Cork Sinn Féin party whip: “Nobody wants to lose a councillor.”

If losing one councillor may be regarded as a misfortune, and two carelessness, then three looks like… [Wilfulness? – Ed]  Perhaps…  But if Sinn Féin thought they had drawn a line under their little local difficulty in Cork when the party’s sitting TD Sandra McLellan announced she would not be standing in the next General Election, they might have to think again.

The Irish Examiner reports that Glanmire-based Cobh Councillor Ger Keohane has informed Cork Council Council and Sinn Féin party headquarters that he, too, has resigned from the party – despite having sought the party’s nomination to run as a second general election candidate in the Cork North Central constituency two weeks earlier.  That last point was being heavily leant on by the Sinn Féin spokesperson in report.  But the Irish Times reported that the party’s selection decision had been a surprise to others.

Some political commentators have expressed surprise at the party’s decision to add city based Cllr Gould to the ticket rather than Cllr Keohane as the former was based in the city as is Mr O’Brien.

“There was a strong argument for running someone from the rural part of the constituency which makes up over 50 per cent of the electorate and Ger Keohane was the obvious candidate,” a source said.

“Mr O’Brien” is, of course, Jonathan O’Brien, current Sinn Féin TD for Cork North Central, who will be standing next time out.  He also headed the Spanish Inquisition internal party inquiry which led to the controversial defenestration expulsion from Sinn Féin of Keohane’s fellow Cobh Councillor, Kieran McCarthy.

Cllr Keohane’s resignation now leaves Sinn Féin with no representatives from the Cobh Electoral Area on Cork County Council after having two local councillors elected in June 2014.  Overall the party has dropped from 10 county councillors in Cork to 7 since the election a year ago, while the number of Independents has risen from 10 to 15 councillors.

As the Irish Examiner report noted

Sinn Féin has now dropped to seven seats on the council from the 10 it had.

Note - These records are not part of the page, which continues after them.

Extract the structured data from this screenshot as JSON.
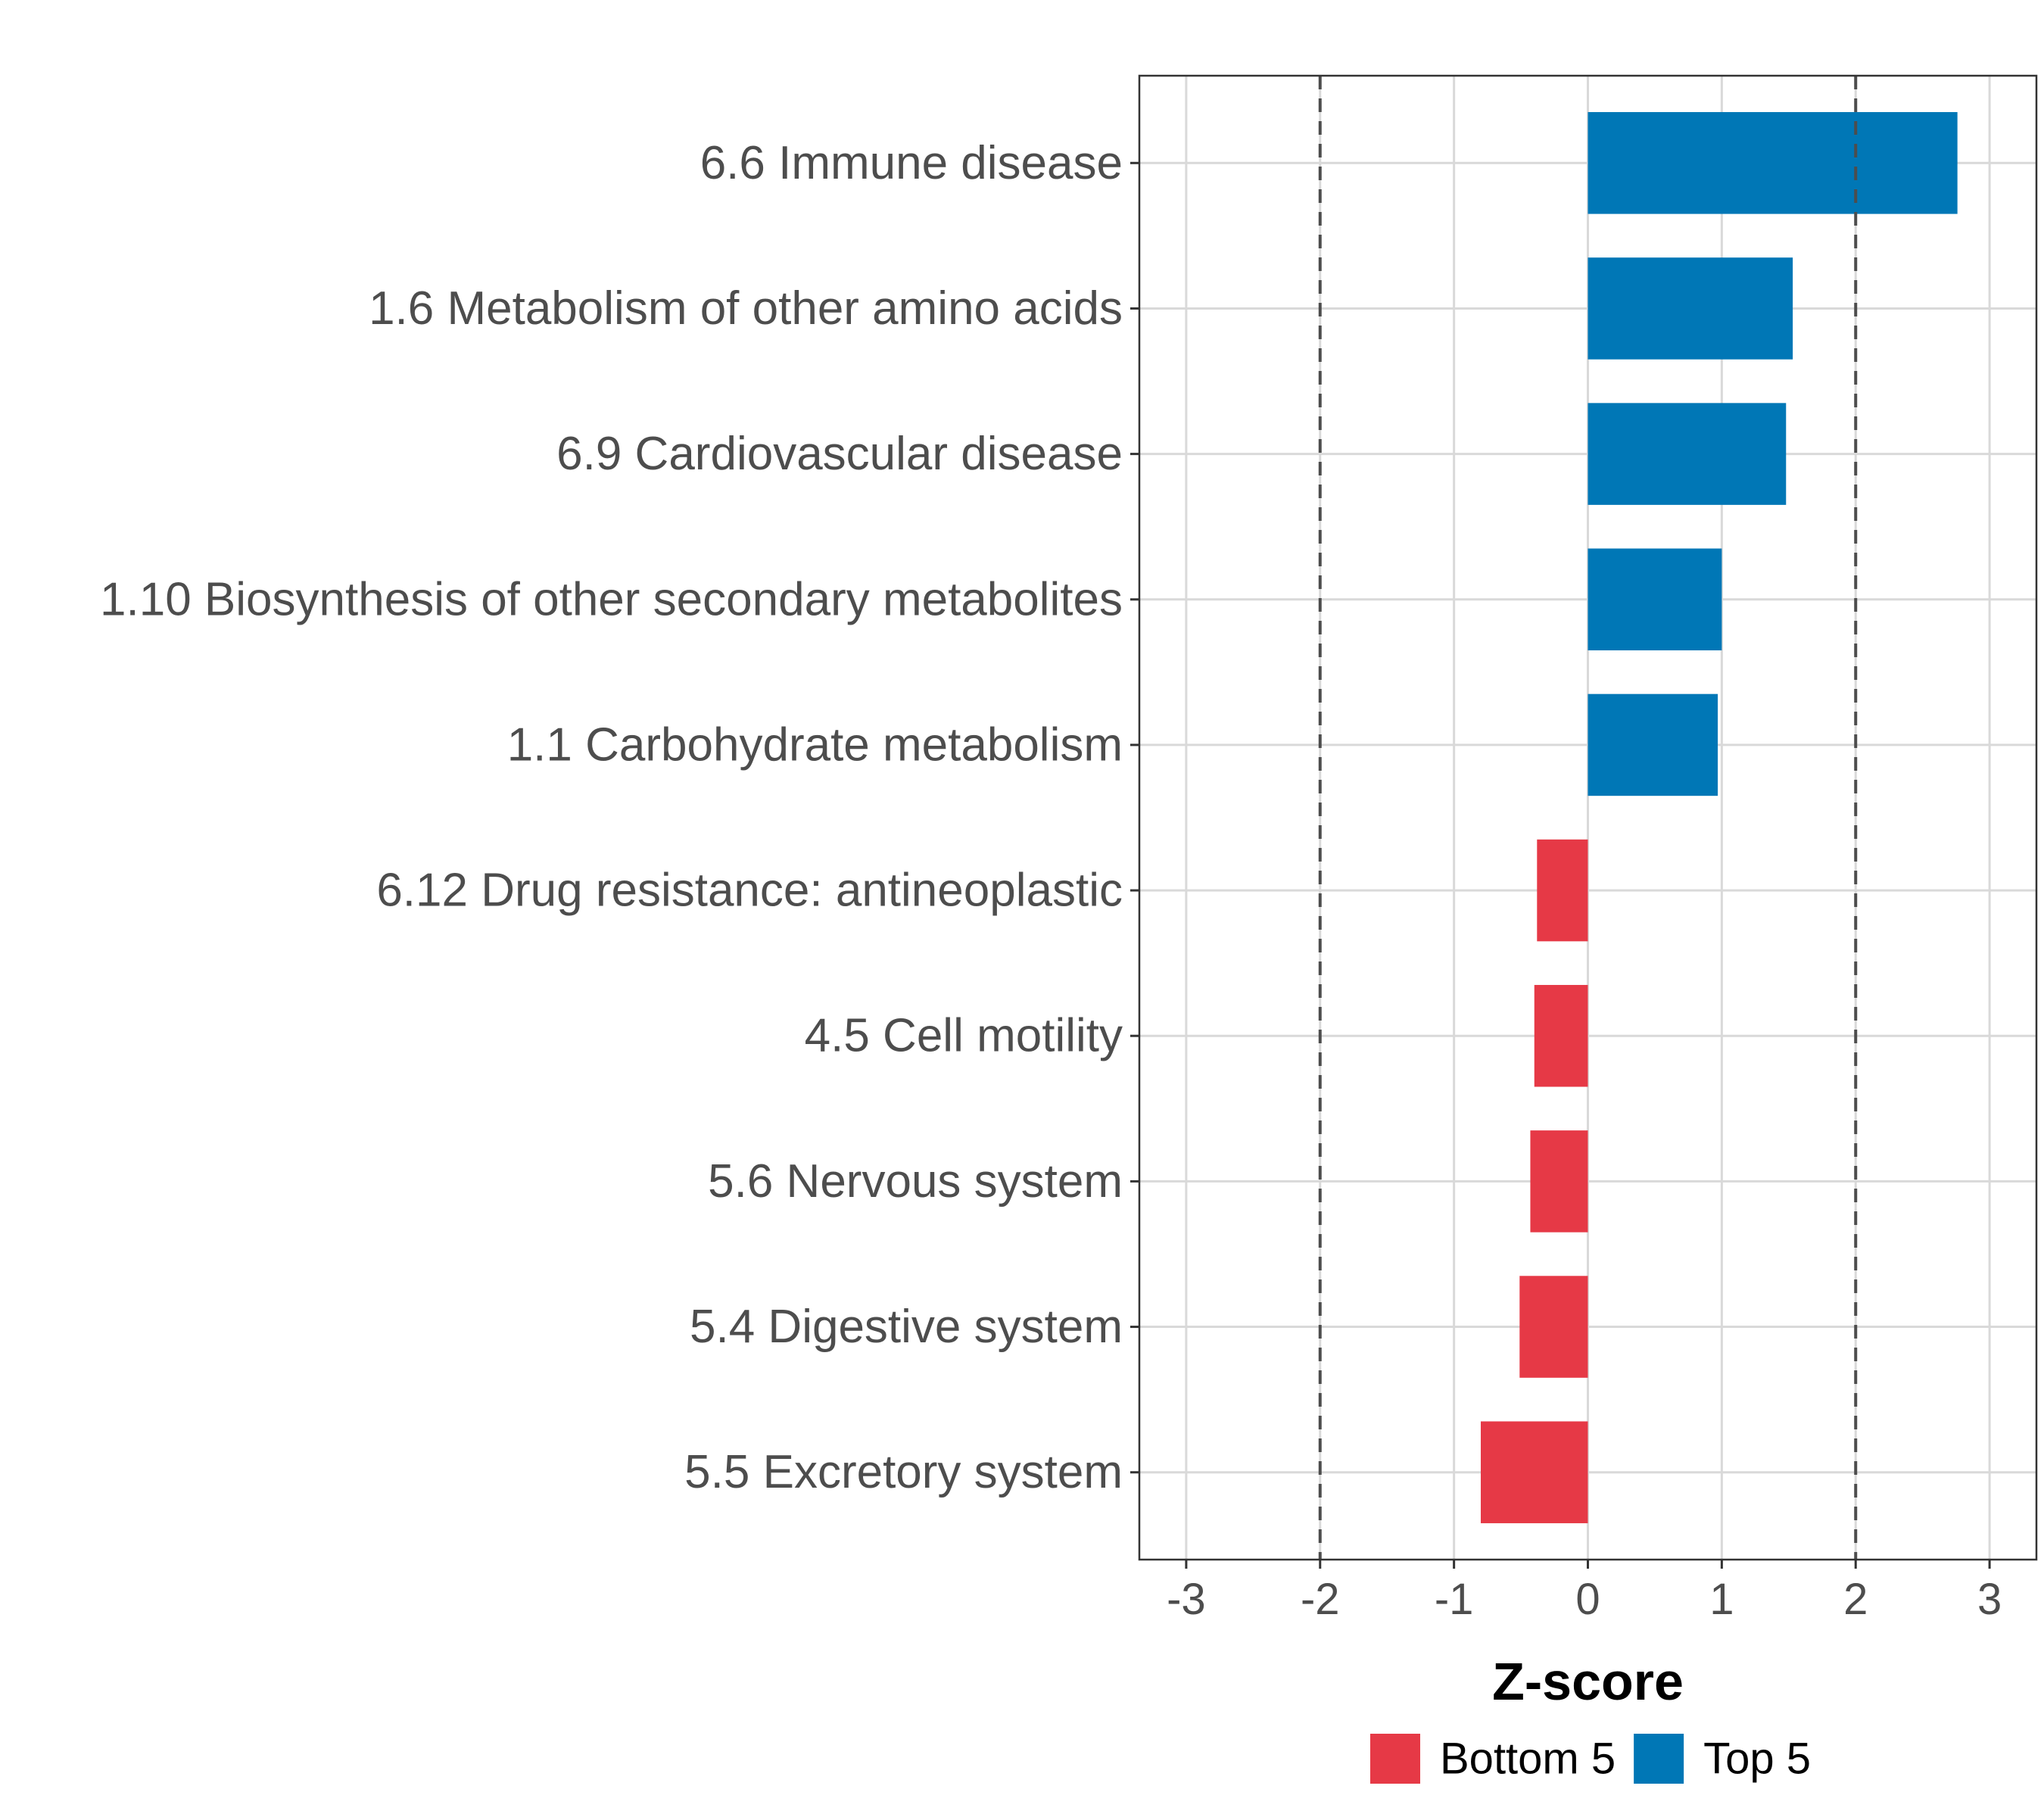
{
  "chart_data": {
    "type": "bar",
    "orientation": "horizontal",
    "title": "",
    "xlabel": "Z-score",
    "ylabel": "",
    "xlim": [
      -3.35,
      3.35
    ],
    "x_ticks": [
      -3,
      -2,
      -1,
      0,
      1,
      2,
      3
    ],
    "x_tick_labels": [
      "-3",
      "-2",
      "-1",
      "0",
      "1",
      "2",
      "3"
    ],
    "reference_lines": [
      -2,
      2
    ],
    "grid": true,
    "legend_position": "bottom",
    "categories": [
      "6.6 Immune disease",
      "1.6 Metabolism of other amino acids",
      "6.9 Cardiovascular disease",
      "1.10 Biosynthesis of other secondary metabolites",
      "1.1 Carbohydrate metabolism",
      "6.12 Drug resistance: antineoplastic",
      "4.5 Cell motility",
      "5.6 Nervous system",
      "5.4 Digestive system",
      "5.5 Excretory system"
    ],
    "values": [
      2.76,
      1.53,
      1.48,
      1.0,
      0.97,
      -0.38,
      -0.4,
      -0.43,
      -0.51,
      -0.8
    ],
    "groups": [
      "Top 5",
      "Top 5",
      "Top 5",
      "Top 5",
      "Top 5",
      "Bottom 5",
      "Bottom 5",
      "Bottom 5",
      "Bottom 5",
      "Bottom 5"
    ],
    "legend": [
      {
        "name": "Bottom 5",
        "color": "#e63946"
      },
      {
        "name": "Top 5",
        "color": "#0077b6"
      }
    ]
  }
}
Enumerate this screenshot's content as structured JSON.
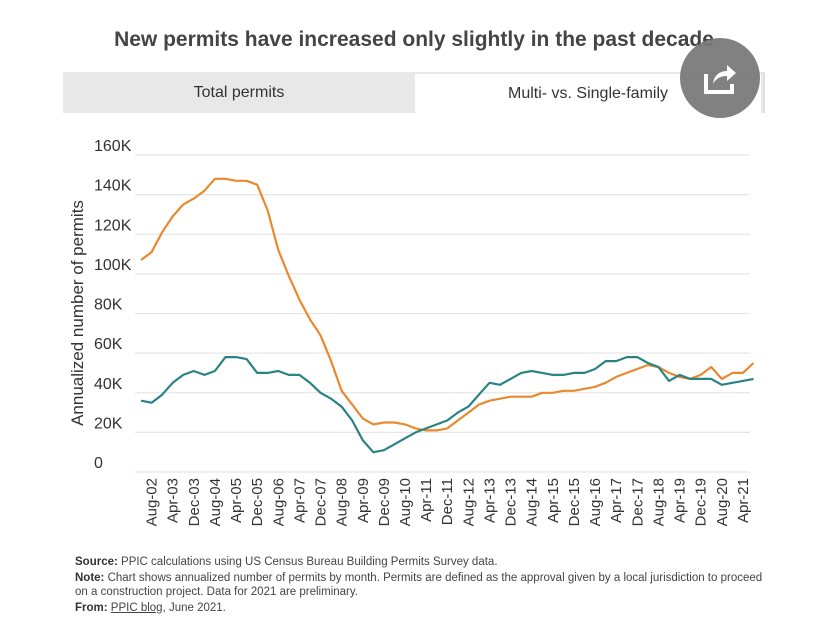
{
  "title": "New permits have increased only slightly in the past decade",
  "tabs": [
    {
      "label": "Total permits",
      "active": false
    },
    {
      "label": "Multi- vs. Single-family",
      "active": true
    }
  ],
  "share_button": {
    "icon": "share-icon"
  },
  "colors": {
    "single_family": "#e8892f",
    "multi_family": "#2a8284",
    "grid": "#e6e6e6",
    "text": "#333333"
  },
  "chart_data": {
    "type": "line",
    "title": "New permits have increased only slightly in the past decade",
    "xlabel": "",
    "ylabel": "Annualized number of permits",
    "ylim": [
      0,
      160000
    ],
    "yticks": [
      0,
      20000,
      40000,
      60000,
      80000,
      100000,
      120000,
      140000,
      160000
    ],
    "ytick_labels": [
      "0",
      "20K",
      "40K",
      "60K",
      "80K",
      "100K",
      "120K",
      "140K",
      "160K"
    ],
    "xtick_labels": [
      "Aug-02",
      "Apr-03",
      "Dec-03",
      "Aug-04",
      "Apr-05",
      "Dec-05",
      "Aug-06",
      "Apr-07",
      "Dec-07",
      "Aug-08",
      "Apr-09",
      "Dec-09",
      "Aug-10",
      "Apr-11",
      "Dec-11",
      "Aug-12",
      "Apr-13",
      "Dec-13",
      "Aug-14",
      "Apr-15",
      "Dec-15",
      "Aug-16",
      "Apr-17",
      "Dec-17",
      "Aug-18",
      "Apr-19",
      "Dec-19",
      "Aug-20",
      "Apr-21"
    ],
    "x_start": "Apr-02",
    "x_step_months": 4,
    "grid": true,
    "legend": "none",
    "series": [
      {
        "name": "Single-family",
        "color_key": "single_family",
        "values": [
          107,
          111,
          121,
          129,
          135,
          138,
          142,
          148,
          148,
          147,
          147,
          145,
          132,
          112,
          99,
          87,
          77,
          69,
          56,
          41,
          34,
          27,
          24,
          25,
          25,
          24,
          22,
          21,
          21,
          22,
          26,
          30,
          34,
          36,
          37,
          38,
          38,
          38,
          40,
          40,
          41,
          41,
          42,
          43,
          45,
          48,
          50,
          52,
          54,
          53,
          50,
          48,
          47,
          49,
          53,
          47,
          50,
          50,
          55
        ]
      },
      {
        "name": "Multi-family",
        "color_key": "multi_family",
        "values": [
          36,
          35,
          39,
          45,
          49,
          51,
          49,
          51,
          58,
          58,
          57,
          50,
          50,
          51,
          49,
          49,
          45,
          40,
          37,
          33,
          26,
          16,
          10,
          11,
          14,
          17,
          20,
          22,
          24,
          26,
          30,
          33,
          39,
          45,
          44,
          47,
          50,
          51,
          50,
          49,
          49,
          50,
          50,
          52,
          56,
          56,
          58,
          58,
          55,
          53,
          46,
          49,
          47,
          47,
          47,
          44,
          45,
          46,
          47
        ]
      }
    ],
    "value_units": "thousands of permits (annualized)"
  },
  "notes": {
    "source_label": "Source:",
    "source_text": " PPIC calculations using US Census Bureau Building Permits Survey data.",
    "note_label": "Note:",
    "note_text": " Chart shows annualized number of permits by month. Permits are defined as the approval given by a local jurisdiction to proceed on a construction project. Data for 2021 are preliminary.",
    "from_label": "From:",
    "from_link": "PPIC blog",
    "from_text": ", June 2021."
  }
}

The Independents have risen from 10 in June 2014 to 15 now, and are just behind Fianna Fáil and Fine Gael which have 16 each.

Mr Keohane was unavailable for comment last night, but SF’s party whip on the council, Donnchadh O’Laoighaire, said he had been informed of the move by his party’s headquarters.

“Nobody wants to lose a councillor,” said Mr O’Laoighaire. “Ger’s resignation came as a surprise particularly as he put his name forward for selection two weeks ago for general election nomination. I don’t know what his long-term plans are.

“Yes, it’s disappointing but we will continue to provide the strongest voice of opposition on Cork County Council.”

Needless to say, from the same report, Independents on the Council are not disappointed

Declan Hurley, spokesman for the Independents on the council, said he had been aware for some time that Mr Keohane was not happy.

“He’s a community-based councillor who feels he can’t represent his constituents through Sinn Fein,” said Mr Hurley. “We’d be delighted to have him.”